The scene in the pasture is quite different on Sunday morning with temperatures in the low 20's and snow on the ground.  The pasture and the feeders are completely empty... not a sheep to be seen anywhere.  No sheep... that is until we open the barn door and there they are... all those nekkid sheep huddled in the barn.  Not to worry... in a few days their wool will have grown and they will, once again, be oblivious to the snow, wind, rain and pretty much whatever Mother Nature throws at them.  That is the way with sheep.


  1. What a great post! I can only imagine a long and tiring day for all, but so much family fun and laughter too! Thanks for sharing this!

  2. How different they look with their hair cuts. I was wondering how Maebh was doing. I hope you post when she becomes a mom. What a rewarding life you live.

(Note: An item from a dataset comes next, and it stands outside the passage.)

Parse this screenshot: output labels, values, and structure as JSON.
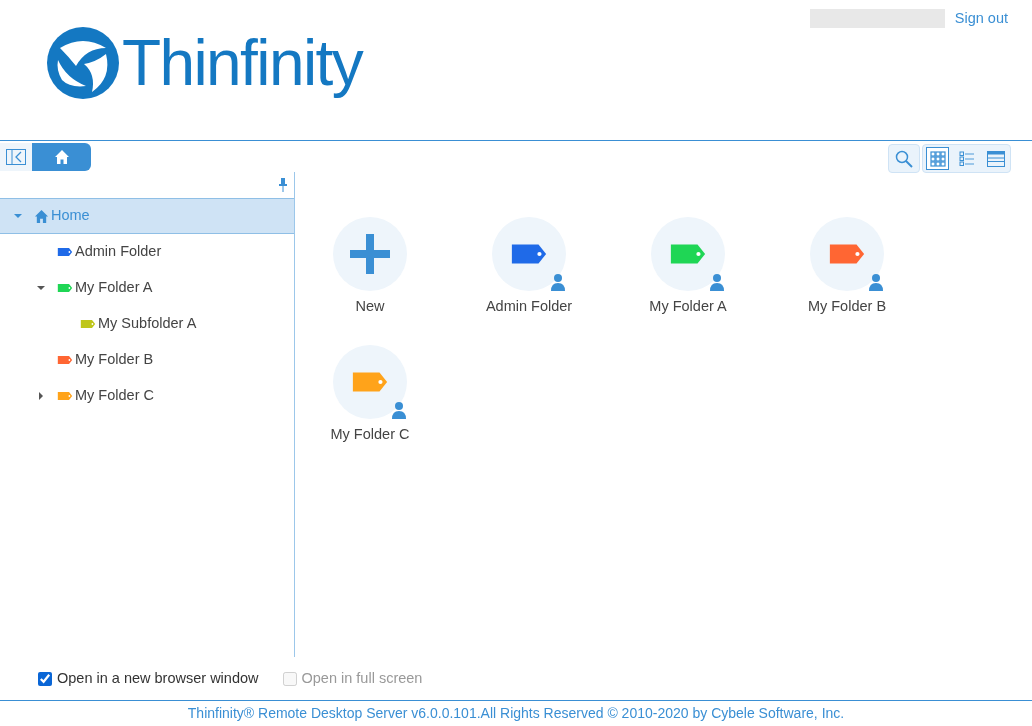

  3. O dear! I'm a little bit afraid of sharing my sheep, it is always VERY exciting! We share our sheep normally in May. You made good work, I do not see any wound!

  4. Thanks for posting this. Interesting to me, as I don't have sheep, but would like to.

  5. Fabulous post and great pics. When we shear sheep it is an all day event. Long, hard day but totally worth it at the end. I always have people ask if the sheep are cold after they are sheared and I always answer, they still are wearing wool, it's jsut a little shorter now.